Los lectores, que somos también los que escribimos, después hablamos de la experiencia de leer glorificándola, como si se tratara de una elección nuestra y no de la imposición de una necesidad que no hemos decidido tener, y le damos a la lectura la apariencia de una ocupación superior, con la que incluso podemos despreciar un poco a los que no la tienen, a los directos, aquellos que tienden a las cosas sin las vueltas de la simbolización exagerada que necesitamos. Sí, la lectura tiene sus valores, nadie pretende negarlos, pero uno de sus equívocos consiste en que en la mayor parte de los casos los lectores leen sobre no lectores, sobre personajes o situaciones en las que la lectura no es el elemento principal. Es decir, los lectores aceptamos al mundo leído, mucho más de lo que somos capaces de aceptar al mundo concreto y real.

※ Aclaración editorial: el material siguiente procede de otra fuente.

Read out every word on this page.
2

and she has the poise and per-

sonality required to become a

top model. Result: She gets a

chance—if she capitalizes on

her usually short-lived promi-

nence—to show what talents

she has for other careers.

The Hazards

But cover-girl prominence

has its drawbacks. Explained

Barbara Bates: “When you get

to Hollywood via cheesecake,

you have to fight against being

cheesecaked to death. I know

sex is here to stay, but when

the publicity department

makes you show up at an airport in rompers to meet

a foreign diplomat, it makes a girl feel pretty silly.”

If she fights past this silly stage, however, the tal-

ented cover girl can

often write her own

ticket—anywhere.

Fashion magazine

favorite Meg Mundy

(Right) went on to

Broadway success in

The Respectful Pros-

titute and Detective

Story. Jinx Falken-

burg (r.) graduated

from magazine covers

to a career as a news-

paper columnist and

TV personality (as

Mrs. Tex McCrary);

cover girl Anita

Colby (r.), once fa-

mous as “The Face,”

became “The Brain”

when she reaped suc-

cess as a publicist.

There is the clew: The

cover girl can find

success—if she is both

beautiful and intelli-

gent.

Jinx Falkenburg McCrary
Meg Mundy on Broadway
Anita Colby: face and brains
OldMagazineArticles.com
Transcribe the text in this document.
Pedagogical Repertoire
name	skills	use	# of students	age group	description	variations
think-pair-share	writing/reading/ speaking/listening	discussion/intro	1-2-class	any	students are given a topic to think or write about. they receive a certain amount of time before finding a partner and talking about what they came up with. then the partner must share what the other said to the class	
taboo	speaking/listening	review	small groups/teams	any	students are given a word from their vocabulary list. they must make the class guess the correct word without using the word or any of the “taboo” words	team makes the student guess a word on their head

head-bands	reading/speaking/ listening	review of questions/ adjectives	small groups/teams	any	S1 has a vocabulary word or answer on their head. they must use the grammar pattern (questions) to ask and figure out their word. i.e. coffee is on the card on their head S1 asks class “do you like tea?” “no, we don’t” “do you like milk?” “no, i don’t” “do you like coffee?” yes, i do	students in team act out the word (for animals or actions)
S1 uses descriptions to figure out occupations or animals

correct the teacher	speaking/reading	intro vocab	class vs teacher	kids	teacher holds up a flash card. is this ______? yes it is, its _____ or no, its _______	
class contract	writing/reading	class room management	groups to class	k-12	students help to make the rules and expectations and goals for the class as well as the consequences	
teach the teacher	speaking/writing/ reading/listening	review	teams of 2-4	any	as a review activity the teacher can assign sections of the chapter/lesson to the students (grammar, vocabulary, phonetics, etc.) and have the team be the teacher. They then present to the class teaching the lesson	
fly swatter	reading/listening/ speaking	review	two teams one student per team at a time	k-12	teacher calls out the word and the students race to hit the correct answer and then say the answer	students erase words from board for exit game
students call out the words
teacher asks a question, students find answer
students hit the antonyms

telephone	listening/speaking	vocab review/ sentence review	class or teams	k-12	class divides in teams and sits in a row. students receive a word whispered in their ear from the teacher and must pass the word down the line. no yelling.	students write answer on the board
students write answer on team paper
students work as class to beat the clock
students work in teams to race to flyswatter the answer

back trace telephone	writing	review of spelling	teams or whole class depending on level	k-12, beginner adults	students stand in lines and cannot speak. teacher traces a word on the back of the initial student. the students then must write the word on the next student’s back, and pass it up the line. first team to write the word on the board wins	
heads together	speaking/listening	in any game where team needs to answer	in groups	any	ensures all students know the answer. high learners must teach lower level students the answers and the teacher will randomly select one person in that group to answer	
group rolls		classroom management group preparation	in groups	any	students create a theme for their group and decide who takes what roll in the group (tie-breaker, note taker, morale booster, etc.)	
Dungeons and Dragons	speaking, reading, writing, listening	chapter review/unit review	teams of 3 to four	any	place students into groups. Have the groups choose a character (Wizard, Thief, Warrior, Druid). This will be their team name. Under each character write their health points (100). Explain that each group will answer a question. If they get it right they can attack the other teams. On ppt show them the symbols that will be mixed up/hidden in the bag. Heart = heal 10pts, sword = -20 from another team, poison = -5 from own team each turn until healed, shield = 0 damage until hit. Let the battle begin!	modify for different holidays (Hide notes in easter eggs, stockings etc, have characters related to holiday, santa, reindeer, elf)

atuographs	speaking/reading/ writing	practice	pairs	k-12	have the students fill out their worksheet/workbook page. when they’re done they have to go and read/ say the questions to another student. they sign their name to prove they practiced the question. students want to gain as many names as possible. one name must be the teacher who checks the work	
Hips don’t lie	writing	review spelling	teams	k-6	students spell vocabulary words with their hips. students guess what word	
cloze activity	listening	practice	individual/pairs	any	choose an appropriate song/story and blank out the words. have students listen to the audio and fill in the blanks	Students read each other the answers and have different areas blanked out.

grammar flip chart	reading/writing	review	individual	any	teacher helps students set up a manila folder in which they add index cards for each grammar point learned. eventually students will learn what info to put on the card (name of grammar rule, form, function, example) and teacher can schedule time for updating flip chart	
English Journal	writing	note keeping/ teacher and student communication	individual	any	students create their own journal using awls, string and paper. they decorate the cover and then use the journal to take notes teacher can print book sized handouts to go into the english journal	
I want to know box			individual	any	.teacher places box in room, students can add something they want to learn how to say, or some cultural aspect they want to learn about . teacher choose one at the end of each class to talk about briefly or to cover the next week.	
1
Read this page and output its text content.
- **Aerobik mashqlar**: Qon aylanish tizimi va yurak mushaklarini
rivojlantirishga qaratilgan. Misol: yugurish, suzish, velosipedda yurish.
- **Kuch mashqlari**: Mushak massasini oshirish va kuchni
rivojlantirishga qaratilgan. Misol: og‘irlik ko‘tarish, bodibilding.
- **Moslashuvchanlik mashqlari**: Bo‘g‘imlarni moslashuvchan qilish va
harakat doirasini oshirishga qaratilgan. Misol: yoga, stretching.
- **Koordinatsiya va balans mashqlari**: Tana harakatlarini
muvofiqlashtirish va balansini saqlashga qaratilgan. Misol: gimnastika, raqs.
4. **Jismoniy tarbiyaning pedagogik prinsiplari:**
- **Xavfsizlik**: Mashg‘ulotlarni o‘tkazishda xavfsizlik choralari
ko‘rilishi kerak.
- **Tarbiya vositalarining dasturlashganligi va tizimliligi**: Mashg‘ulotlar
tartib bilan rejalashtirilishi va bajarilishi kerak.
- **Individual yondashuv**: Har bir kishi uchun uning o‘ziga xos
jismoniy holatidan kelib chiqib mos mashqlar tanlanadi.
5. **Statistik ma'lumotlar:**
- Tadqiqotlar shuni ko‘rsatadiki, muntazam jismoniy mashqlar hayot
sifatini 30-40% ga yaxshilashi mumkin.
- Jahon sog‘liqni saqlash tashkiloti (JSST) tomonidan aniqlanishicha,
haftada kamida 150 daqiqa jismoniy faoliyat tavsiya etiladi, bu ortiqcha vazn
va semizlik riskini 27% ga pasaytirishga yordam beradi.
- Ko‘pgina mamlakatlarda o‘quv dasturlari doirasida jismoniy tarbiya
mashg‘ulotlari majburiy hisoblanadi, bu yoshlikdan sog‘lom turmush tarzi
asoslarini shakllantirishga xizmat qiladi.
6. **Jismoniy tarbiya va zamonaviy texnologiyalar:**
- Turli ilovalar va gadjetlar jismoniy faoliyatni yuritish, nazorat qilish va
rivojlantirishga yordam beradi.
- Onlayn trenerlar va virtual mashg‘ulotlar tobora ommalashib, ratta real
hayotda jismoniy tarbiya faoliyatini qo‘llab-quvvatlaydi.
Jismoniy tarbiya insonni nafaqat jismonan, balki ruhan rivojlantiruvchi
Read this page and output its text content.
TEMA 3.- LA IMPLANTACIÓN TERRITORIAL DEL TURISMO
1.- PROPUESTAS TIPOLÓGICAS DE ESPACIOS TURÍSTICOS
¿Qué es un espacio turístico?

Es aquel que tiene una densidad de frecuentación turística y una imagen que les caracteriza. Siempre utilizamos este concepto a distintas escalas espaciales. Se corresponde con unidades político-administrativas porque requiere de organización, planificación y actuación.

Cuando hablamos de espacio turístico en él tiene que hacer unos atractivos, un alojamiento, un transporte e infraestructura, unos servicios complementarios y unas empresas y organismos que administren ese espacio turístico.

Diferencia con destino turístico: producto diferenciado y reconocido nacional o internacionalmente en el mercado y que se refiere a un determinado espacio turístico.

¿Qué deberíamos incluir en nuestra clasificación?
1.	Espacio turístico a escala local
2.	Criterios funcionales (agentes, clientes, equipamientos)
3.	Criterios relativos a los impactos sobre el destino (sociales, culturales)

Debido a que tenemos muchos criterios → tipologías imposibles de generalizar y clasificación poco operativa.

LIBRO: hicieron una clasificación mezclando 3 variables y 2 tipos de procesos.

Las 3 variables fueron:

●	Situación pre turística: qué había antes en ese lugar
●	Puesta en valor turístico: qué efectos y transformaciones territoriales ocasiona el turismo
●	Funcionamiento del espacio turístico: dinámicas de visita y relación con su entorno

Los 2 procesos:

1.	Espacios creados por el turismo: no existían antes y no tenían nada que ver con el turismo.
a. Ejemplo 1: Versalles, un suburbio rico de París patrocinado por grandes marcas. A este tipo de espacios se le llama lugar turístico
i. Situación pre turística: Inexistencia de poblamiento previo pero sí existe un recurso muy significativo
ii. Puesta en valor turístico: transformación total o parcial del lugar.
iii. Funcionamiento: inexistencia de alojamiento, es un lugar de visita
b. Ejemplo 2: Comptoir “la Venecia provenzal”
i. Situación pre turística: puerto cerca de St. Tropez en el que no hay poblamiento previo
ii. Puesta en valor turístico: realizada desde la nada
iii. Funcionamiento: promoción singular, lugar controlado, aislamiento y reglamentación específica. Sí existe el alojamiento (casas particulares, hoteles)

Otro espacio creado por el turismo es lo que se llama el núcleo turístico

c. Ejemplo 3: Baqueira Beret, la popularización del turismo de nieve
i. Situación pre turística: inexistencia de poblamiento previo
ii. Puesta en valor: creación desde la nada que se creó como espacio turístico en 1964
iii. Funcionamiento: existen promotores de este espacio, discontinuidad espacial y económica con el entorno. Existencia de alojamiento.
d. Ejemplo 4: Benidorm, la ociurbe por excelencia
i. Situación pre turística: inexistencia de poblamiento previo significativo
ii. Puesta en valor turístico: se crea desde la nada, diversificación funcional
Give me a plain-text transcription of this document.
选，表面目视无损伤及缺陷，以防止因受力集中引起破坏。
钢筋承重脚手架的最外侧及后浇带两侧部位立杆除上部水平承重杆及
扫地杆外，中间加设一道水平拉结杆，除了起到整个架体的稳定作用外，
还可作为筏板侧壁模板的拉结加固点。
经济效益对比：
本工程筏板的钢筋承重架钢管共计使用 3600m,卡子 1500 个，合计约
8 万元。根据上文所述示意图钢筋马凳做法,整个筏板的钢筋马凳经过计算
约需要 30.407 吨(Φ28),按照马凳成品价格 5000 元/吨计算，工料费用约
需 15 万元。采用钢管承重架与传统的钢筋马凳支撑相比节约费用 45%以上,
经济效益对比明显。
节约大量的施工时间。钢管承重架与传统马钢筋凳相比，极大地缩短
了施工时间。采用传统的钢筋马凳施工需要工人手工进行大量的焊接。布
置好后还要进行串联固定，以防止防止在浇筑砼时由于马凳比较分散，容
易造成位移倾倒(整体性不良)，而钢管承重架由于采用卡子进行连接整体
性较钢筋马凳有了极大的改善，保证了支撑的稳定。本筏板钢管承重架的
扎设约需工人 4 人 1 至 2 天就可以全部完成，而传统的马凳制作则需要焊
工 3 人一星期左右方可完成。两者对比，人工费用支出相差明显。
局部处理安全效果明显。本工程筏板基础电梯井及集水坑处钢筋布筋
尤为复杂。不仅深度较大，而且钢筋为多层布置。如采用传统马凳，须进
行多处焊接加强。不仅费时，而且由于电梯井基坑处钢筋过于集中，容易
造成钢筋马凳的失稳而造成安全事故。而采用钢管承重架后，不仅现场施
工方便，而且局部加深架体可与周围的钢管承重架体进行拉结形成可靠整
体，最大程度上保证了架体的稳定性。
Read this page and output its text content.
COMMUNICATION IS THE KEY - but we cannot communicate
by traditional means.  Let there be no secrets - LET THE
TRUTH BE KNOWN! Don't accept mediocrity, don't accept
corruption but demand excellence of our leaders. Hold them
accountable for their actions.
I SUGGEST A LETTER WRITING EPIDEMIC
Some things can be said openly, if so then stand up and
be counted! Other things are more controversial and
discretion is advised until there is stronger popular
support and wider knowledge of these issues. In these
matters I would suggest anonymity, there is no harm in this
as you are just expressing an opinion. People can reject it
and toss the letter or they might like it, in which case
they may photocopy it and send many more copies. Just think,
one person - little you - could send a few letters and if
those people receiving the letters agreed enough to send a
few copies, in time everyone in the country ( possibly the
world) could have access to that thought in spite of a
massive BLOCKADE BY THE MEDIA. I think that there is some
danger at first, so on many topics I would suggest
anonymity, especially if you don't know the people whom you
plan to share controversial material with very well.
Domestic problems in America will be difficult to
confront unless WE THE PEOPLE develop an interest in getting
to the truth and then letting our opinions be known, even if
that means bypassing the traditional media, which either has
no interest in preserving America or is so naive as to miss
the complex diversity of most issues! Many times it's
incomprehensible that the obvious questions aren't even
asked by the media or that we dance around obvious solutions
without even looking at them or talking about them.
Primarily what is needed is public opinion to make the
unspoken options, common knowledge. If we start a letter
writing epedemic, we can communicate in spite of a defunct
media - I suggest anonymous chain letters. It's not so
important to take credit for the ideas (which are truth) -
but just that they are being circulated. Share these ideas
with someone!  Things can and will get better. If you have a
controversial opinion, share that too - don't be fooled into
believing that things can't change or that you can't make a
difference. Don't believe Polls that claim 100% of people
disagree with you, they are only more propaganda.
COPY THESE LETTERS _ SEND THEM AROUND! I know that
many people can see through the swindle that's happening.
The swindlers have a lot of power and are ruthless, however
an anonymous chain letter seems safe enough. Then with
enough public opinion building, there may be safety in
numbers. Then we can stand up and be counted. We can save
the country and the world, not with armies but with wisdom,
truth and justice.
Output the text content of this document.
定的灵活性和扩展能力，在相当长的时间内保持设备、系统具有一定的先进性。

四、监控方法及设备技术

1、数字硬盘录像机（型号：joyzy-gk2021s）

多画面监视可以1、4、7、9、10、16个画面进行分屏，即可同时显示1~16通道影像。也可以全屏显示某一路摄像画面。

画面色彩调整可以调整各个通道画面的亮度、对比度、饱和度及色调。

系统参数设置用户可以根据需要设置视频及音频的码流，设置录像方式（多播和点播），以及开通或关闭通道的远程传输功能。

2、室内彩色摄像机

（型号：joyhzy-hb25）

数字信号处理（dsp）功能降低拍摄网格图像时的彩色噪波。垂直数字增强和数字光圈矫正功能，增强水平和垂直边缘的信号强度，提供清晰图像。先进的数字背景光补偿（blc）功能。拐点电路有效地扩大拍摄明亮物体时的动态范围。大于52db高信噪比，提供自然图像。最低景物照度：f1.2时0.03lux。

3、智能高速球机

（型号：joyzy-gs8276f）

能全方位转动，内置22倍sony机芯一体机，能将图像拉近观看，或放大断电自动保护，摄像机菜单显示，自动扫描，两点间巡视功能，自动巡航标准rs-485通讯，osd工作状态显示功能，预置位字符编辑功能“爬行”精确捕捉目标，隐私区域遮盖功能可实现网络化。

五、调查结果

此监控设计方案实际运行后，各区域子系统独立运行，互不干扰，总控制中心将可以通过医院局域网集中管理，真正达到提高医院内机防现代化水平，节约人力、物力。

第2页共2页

Descansar cansa. Dormir mucho da sueño. Es como si el cuerpo aceptara que es momento de aprovechar para hacer un service general de la personalidad, y desactivara todas las funciones posibles. Uno se pierde en tanta nada, genera una distancia con su realidad normal, distancia destinada a renovar la sensibilidad. A eso le llamamos vacaciones, y pueden dejarlo a uno extenuado.
Escribir es ponerse en renglones, integrarse a esa existencia paralela, a ese canal productivo de la lectura, meterse en radio conciencia y operar los controles, divertirse, andar en pensamiento, conectar y conectarse, lograr el punto de bienestar de la mirada y dejarse llevar por las cosas. Entrar en la escritura es entrar en el mundo. ¿Y no era que los lectores se habían ido, que huir de todo?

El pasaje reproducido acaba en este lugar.